Tuesday, March 31, 2009

Reflections on Regional Integration: Creating Sub-Regional Imperatives for SADC & SAARC, While IGAD/ECOWAS Forge Ahead

I have been trying so hard to write about Madagascar without elaborating on the latest developments of the country having been suspended. Not that I am not happy that SADC has suspended the Indian Ocean country, or that the AU has equally done so, but that I was hoping that the issue of Madagascar ought to be a watershed for SADC to re-formulate where it needs to go in terms of its sub-regional imperative.

You might re-call that I have made a lot of noise about ECOWAS and Liberia and how it has developed a conflict prevention imperative, on account of the number of conflicts it was compelled to go through, as well as the transformation of what was essentially an economic organisation into something that would become a force for peace enforcement through ECOMOG.

I could not help but wonder whether the headaches that SADC had over Mugabe and power-sharing has perhaps forced SADC to look at a new imperative for it--governance! Think about the fact that Zimbabwe is in power-sharing mode now, and how Ravalomanana could have "power-shared" with Andry Rajoelina if SADC had intervened earlier.

I believe that as the regional economic communities move ahead, they needs must develop imperatives that lend them a degree of credibility; for surely regional integration cannot only be about bringing tariffs down within a collective group?

So when I heard yesterday of the Lahore bombings, I couldn't help but wonder how profoundly SAARC had failed in a possible regional imperative of tackling terrorism, and how it quickly needed to get its act together! If you have been reading some of my writings about SAARC, you'll know that I don't suffer it gladly--so to speak.

In my view, it remains one of the weakest regional unions that exist in the world.
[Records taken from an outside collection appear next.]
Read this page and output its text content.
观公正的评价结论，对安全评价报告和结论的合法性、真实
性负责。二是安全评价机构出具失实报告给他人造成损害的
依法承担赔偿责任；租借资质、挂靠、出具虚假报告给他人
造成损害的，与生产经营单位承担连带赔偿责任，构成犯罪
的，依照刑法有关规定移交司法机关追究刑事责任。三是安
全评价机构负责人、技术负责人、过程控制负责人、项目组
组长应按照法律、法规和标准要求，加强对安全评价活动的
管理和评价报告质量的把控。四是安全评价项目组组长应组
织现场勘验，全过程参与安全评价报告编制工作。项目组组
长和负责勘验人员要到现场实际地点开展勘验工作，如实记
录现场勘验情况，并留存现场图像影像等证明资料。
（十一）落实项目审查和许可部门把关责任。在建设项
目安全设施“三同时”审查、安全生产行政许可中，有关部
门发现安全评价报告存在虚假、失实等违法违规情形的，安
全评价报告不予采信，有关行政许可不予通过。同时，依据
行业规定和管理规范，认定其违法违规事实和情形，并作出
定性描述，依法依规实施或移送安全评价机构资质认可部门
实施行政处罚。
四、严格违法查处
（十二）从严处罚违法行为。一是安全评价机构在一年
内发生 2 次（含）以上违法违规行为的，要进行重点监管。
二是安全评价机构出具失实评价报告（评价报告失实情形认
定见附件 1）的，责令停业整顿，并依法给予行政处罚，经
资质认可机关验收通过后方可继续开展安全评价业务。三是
I cannot for the life of me understand how Afghanistan would seek to join it last two years, yet fail to use SAARC as a focal point to rationalise counter-terrorism activities in the region! Is it a political thing or what? If the 15-member ECOWAS could establish protocols on peace and security, what is stopping the seven-member SAARC?

Constrast SAARC's execrable performance on regional integration and the search for imperatives, and you are confronted with IGAD, which I wrote about a few months ago. IGAD, in all fairness, has gotten very serious about using the imperative of conflict prevention to its advantage. That it comprises SUDAN, SOMALIA, ERITREA as countries representing some of the inter-necine conflicts suggests that this was the only rational solution to pursue. SAARC must take cue. India, as the putative hegemon, should be less imbued by its own country's growth, and be more concerned about leading SAARC to be what it can be--an effective tool for the resolution of conflict in South East Asia!